Tuesday, August 30, 2011

Field to the Hill 2011

Travis and I are members of the Florida Farm Bureau. In May, we had the opportunity to represent our county in Washington, D.C. for the annual field to the hill meeting. We packed up and headed north with four other Farm Bureau members. When we arrived in D.C. we headed to the hotel to drop our stuff and then it was out to do some sight seeing.
The buildings were beautiful. I enjoyed our visit to D.C., but I'm certain that D.C. is not the place for this country girl. Give me dirt roads, small towns, and the peace and quiet we have here on Cow Bird Lane. The lifestyle in D.C. is fast passed, go-go-go, and I really don't think the people ever sleep. I've never been on the Metro, or a subway. Wow. You either pay attention, or you get left. That's it, end of story. As Thomas and I learned, you have to watch the map and make certain of where you need to get off or you'll ride the metro for a good 15 minutes that you didn't need to ride!  Good thing we had T-rav with us!
We visited China town, the local Target which by the way is two stories, and it's nothing like what we have here at home. Oh, and if you buy something don't think they'll just bag it for you. Oh no, get ready to pay for that bag!  Sure enough.  China town, again... not my cup of tea. Travis and Thomas were ready to eat at the first little restaurant we came too. Me, not so much. I wanted something I knew what it was. We settled for a burger joint that was delish!
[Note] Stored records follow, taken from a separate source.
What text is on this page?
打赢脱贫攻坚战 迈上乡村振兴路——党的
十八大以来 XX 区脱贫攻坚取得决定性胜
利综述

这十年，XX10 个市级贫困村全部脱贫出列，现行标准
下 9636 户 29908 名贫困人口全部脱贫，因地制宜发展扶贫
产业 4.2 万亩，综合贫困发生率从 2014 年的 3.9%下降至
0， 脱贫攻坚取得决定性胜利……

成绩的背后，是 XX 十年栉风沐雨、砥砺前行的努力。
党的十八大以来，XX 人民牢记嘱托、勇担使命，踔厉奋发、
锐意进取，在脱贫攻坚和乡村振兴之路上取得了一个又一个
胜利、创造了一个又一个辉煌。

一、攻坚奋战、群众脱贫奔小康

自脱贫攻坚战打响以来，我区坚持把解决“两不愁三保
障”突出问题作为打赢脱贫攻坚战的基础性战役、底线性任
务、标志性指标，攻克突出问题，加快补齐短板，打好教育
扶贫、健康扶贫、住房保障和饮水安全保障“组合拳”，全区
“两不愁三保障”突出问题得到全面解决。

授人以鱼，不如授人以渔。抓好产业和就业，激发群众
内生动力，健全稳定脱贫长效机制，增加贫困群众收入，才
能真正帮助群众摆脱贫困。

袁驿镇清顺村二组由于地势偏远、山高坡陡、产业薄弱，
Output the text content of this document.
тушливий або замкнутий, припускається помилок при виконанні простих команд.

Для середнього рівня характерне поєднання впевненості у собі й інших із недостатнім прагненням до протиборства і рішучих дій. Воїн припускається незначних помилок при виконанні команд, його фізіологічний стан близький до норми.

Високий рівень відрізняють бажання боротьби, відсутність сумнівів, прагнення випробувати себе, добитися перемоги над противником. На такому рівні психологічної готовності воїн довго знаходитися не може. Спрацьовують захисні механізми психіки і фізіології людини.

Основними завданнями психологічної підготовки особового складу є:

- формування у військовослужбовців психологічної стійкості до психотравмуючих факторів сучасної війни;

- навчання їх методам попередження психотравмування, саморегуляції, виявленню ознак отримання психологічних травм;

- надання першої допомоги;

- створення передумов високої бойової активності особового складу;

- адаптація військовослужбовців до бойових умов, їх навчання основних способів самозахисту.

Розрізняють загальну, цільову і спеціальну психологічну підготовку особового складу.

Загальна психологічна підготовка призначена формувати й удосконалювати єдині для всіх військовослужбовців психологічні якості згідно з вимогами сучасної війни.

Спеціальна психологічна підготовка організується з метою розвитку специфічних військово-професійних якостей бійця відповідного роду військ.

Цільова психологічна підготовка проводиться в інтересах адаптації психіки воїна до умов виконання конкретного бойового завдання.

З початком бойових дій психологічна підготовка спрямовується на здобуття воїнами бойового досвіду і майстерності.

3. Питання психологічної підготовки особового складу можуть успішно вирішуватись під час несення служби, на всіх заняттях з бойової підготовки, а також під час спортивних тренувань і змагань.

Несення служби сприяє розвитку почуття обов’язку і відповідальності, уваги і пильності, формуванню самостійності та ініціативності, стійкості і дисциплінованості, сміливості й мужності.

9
Overall, we had a fun time in D.C. We met with our congressman, walked through some tunnel that you were not supposed to go through unless you were escorted by someone of much higher authority, oops!  We ate at some great little restaurants, but most important to me was visiting the site where our friend Casey Watters was laid to rest in Arlington.
Let me just say what a humbling experience this was. Travis and I opted to view Arlington for ourselves. We did not take a tour, we walked down the quiet streets to the place where Casey rests in peace. As we came closer, I could feel the emotions stirring inside of me. A thankfulness, sadness, and then the thought of how many young men and women have laid their lives down for our country. I've watched movies, documentaries, read books and saw countless pictures of this place, Arlington. Not one of them can hold a candle to the emotions you will feel as you stand and look for as far as the eye can see of the white headstones. Humbling is truly the only way I can describe it. I felt a tear trickle down my cheek as I stood to the side of Casey's grave.
I stood in silence. Thankful for Casey, his life, and the bravery he showed our country. Thankful that I had the chance to meet him, his family and I prayed that God would comfort his family as I'm sure they miss him each and every day. We started our walk back to the main building when we looked to our right and there on the hill was a horse drawn carriage. A family, dressed in black walked behind the carriage. Atop the carriage was a casket covered with our American flag. We stopped in respect of this soldier. As if viewing Arlington wasn't enough to speak to you but to watch a service underway really spoke to my heart. We would not have the freedom we have it weren't for the many soldiers that rest in peace in Arlington, and the ones that are on the front lines of battle this very moment. I must say that visiting Arlington was by farm my most favorite part of the trip. It touched me in more ways than one.